Nokia Siemens, which said in November it would axe 17,000 jobs or almost a quarter of its workforce to help save about 1 billion euros (835 million pounds), said on Tuesday it was talking to unions about 2,900 job losses in Germany and 1,200 in Finland.

The venture has struggled to make a profit since it was formed in 2007 by Nokia and Siemens in the face of aggressive pricing from industry leader Ericsson and, increasingly, Chinese entrants.

Faltering economic growth has also forced telecoms companies to cut spending. Last week Ericsson stunned markets with a 50 percent drop in quarterly profit, missing even the gloomiest forecasts, and warned telecoms operators were likely to remain cautious on spending in the months ahead.

Analysts said all European vendors will have to make big cost cuts and look at consolidating to stay in business.
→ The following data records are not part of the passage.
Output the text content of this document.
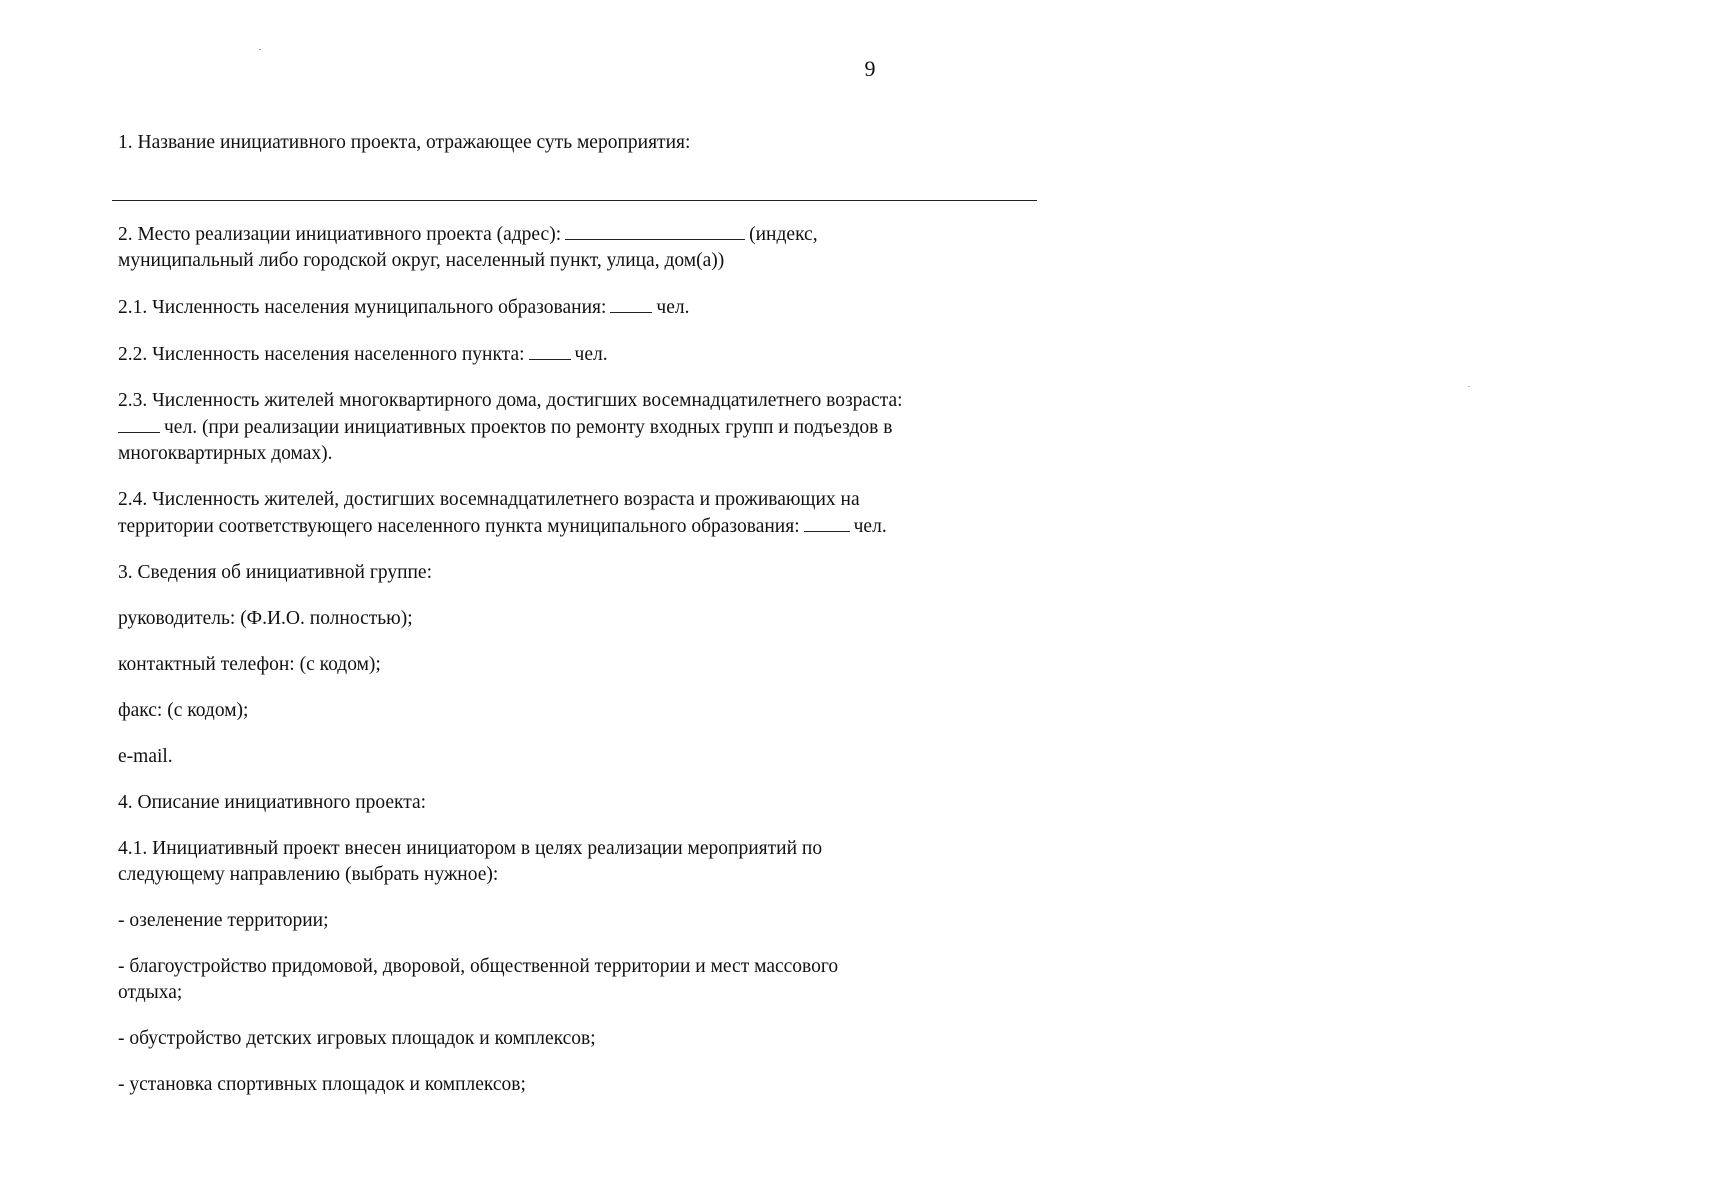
9

1. Название инициативного проекта, отражающее суть мероприятия:

2. Место реализации инициативного проекта (адрес):	(индекс,
муниципальный либо городской округ, населенный пункт, улица, дом(а))

2.1. Численность населения муниципального образования:	чел.

2.2. Численность населения населенного пункта:	чел.

2.3. Численность жителей многоквартирного дома, достигших восемнадцатилетнего возраста:
чел. (при реализации инициативных проектов по ремонту входных групп и подъездов в
многоквартирных домах).

2.4. Численность жителей, достигших восемнадцатилетнего возраста и проживающих на
территории соответствующего населенного пункта муниципального образования:	чел.

3. Сведения об инициативной группе:

руководитель: (Ф.И.О. полностью);

контактный телефон: (с кодом);

факс: (с кодом);

e-mail.

4. Описание инициативного проекта:

4.1. Инициативный проект внесен инициатором в целях реализации мероприятий по
следующему направлению (выбрать нужное):

- озеленение территории;

- благоустройство придомовой, дворовой, общественной территории и мест массового
отдыха;

- обустройство детских игровых площадок и комплексов;

- установка спортивных площадок и комплексов;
The cost of a Swedish, German or Finish engineer is an order of magnitude higher than a Chinese one - this makes the threat from a rampant competitor like Huawei a very daunting prospect, said Ben Wood, head of research at CCS Insight.

John Strand, founder of Danish mobile consultancy Strand Consult, agreed, adding: This industry needs consolidation.

The 2,900 cuts in Germany equate to roughly every third Nokia Siemens' job in the country, causing uproar among unions.

We will fight with the employees against this job cull. Our target is to save as many jobs as possible with a collective labour agreement and to avoid the close-down of Munich plant, said union official Michael Leppel.

The Finnish economics ministry said the timing of job cuts was problematic as Nokia itself is in the midst cutting thousands of jobs.

For the Finnish economy the situation is challenging, it said in a statement.

The telecoms equipment industry saw a recovery in 2010-2011, but in late 2011 demand slumped again as operators put a lid on spending, hitting earnings of all top vendors, including Ericsson and Alcatel-Lucent.

Alcatel-Lucent, which is in the similar position to Nokia Siemens, has ruled out large job cuts.